Do you ever miss your old lifestyle? Is it a struggle to keep on your faith journey?
Well there's always your flesh, it never dies. It's like your flesh always wants worldly things and the more you feed it, the stronger it becomes. But you've got to always feed your spirit and constantly stay in the Word, stay around godly people and keep going forward. But I think it's a struggle for everybody. I think every moment of every day it's like either you can choose life or choose death and you've got to fight. It's definitely a fight.

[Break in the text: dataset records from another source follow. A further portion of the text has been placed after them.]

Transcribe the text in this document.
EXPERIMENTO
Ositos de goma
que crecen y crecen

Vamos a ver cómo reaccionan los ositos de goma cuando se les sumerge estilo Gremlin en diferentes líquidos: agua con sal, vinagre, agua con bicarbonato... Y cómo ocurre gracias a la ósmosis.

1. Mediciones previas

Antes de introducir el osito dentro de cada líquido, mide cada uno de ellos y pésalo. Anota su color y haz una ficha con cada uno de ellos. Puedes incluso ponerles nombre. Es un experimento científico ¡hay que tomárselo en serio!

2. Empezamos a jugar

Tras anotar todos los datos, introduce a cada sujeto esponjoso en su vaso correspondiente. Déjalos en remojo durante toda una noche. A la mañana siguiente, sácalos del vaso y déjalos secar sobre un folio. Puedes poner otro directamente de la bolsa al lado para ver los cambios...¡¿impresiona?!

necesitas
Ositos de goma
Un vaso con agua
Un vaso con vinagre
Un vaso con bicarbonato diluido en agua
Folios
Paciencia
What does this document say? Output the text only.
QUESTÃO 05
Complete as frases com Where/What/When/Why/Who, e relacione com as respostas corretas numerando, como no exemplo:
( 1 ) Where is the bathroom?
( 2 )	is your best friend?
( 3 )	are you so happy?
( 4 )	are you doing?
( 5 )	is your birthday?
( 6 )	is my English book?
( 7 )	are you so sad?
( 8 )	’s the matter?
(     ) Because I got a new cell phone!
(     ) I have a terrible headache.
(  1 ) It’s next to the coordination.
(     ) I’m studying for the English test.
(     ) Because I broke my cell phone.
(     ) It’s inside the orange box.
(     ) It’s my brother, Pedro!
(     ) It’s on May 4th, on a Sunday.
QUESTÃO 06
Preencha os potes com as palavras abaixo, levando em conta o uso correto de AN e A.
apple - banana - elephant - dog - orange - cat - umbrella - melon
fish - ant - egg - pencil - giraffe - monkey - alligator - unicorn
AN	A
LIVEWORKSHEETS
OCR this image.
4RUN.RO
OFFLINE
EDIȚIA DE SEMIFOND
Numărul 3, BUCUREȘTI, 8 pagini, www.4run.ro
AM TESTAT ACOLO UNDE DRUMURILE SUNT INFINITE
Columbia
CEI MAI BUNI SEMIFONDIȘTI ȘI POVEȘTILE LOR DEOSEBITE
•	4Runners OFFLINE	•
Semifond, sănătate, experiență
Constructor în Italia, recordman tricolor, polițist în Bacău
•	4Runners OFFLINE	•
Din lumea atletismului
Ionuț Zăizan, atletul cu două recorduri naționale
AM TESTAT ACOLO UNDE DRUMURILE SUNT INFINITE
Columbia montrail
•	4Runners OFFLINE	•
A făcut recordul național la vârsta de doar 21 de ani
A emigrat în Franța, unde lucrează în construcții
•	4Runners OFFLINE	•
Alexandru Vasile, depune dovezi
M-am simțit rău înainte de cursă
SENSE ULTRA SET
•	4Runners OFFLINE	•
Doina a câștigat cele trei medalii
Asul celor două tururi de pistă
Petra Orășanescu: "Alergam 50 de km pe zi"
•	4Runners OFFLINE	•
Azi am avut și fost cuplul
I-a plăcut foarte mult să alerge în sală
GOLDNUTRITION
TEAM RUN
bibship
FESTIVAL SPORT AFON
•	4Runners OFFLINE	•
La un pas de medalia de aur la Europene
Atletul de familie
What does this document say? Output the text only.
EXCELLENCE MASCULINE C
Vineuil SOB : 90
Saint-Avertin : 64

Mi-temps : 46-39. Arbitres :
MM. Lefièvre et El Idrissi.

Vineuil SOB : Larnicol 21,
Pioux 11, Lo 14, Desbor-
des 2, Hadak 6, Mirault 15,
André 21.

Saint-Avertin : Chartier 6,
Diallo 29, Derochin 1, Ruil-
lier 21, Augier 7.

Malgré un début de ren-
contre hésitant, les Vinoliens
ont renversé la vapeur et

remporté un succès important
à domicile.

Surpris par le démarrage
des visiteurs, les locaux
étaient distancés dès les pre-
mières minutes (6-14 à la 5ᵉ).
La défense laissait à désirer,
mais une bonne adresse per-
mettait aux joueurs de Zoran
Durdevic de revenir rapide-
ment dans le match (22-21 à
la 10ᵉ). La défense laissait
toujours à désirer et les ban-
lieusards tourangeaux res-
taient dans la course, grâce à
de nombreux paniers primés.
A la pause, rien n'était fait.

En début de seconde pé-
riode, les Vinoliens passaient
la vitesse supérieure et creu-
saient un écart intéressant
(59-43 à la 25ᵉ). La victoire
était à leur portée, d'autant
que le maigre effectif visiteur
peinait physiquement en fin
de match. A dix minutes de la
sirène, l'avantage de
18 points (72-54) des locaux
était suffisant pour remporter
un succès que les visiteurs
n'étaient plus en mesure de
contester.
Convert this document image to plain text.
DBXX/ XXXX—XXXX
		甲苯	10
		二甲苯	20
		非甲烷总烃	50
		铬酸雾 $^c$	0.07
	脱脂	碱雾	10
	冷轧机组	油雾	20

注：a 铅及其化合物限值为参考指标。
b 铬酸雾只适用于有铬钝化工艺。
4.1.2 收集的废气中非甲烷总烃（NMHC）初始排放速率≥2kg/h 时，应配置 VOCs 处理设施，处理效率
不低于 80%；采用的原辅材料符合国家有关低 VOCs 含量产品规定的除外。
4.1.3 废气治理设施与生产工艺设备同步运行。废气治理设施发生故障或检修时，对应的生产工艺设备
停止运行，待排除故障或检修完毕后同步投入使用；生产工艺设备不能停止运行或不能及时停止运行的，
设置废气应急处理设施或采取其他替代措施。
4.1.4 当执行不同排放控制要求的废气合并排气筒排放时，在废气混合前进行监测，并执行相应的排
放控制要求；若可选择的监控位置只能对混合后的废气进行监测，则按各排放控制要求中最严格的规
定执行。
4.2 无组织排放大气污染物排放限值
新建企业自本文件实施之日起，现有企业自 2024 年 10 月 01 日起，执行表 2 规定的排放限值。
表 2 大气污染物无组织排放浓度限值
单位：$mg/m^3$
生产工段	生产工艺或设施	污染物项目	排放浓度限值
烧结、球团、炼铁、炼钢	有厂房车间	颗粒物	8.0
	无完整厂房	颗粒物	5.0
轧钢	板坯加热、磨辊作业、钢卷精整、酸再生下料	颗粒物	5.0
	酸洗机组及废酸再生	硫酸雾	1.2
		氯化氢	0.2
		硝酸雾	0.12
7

What do you do when you find yourself slipping?
I have some people in my life that are straight up walking with God-older men who have been walking with the Lord for a long time. And I've got to get around people like that who have been there and done it and just kind of lean on them.

Do you ever hear from your fans about how your transformation has affected them?
Yeah, I'm starting to. A lot of people that knew about Full Devil Jacket are just learning that I'm coming back into the music industry. Honestly, most of those people don't even know yet. The mission is, over these next two years, to reach those people and tell them my story, tell them what God did in my life and let them take it from there.

Tell me about your TD Jakes connection. I've read that you heard him speak on TV and that affected you in a big way.
The day that I really gave my life over to God, the day I submitted to God, it was about 3 in the morning. [I] was in LA and we were recording the second Full Devil Jacket record. Jakes came on TBN and was preaching the gospel, but it was like he was speaking directly to me about what I was going through in my life. It's like God used him to speak to me.

Was this before or after you overdosed?
This was after. I had gotten out of rehab, and I asked God to help me through rehab, but really I just wanted him to help me stay off drugs. I didn't really want him to help me do anything else. I just wanted to not do drugs and live my life.

Late last year you were opening up for Third Day on tour. How was that?
It was great. They are grounded in the word of God. All of them are really great, godly people. And those are the people you want to hang around with. They kind of help you build your faith.

Do you listen to mainstream rock anymore?
I do. I listen to U2. Really anything that's good, but I don't listen to it like I used to. But I can't really listen to the message a lot. When I listen to regular rock, a lot of it makes me think of my old lifestyle, whether it's talking about that stuff or not.

So what bands do you listen to now?
I listen to some Nirvana. I got the new Switchfoot record. There's this guy named Jason Upton I like to listen to a lot. I like Pink Floyd. Shinedown. I think they're really cool. And Crossfade, I think they're really good.

What do you think about the direction mainstream rock is going in?
To me, it's going in the same direction it's always gone in. To me music is about the message. I hear kids singing about the same depression and emptiness that they were singing about when I was growing up.
To me, it's pretty much the same.

Kids are looking for extreme music. No matter what it is-rap, rock, whatever. And that's how God showed himself to me. He's an extreme God. I was literally about to die in my sin-in my drug addiction-and God came into my life and he ripped apart the destructive lifestyle that I was living in and pulled me out of it. That's what I want my music to show, the intensity of God. I never saw that part of God when I was growing up. All I saw was some dead, stale religion and I was not attracted to that. I needed something that was on the edge. That's what I want Day of Fire to be--I want it to be God's music, but I want it to be on the edge because that's where God is. That's where God wants us.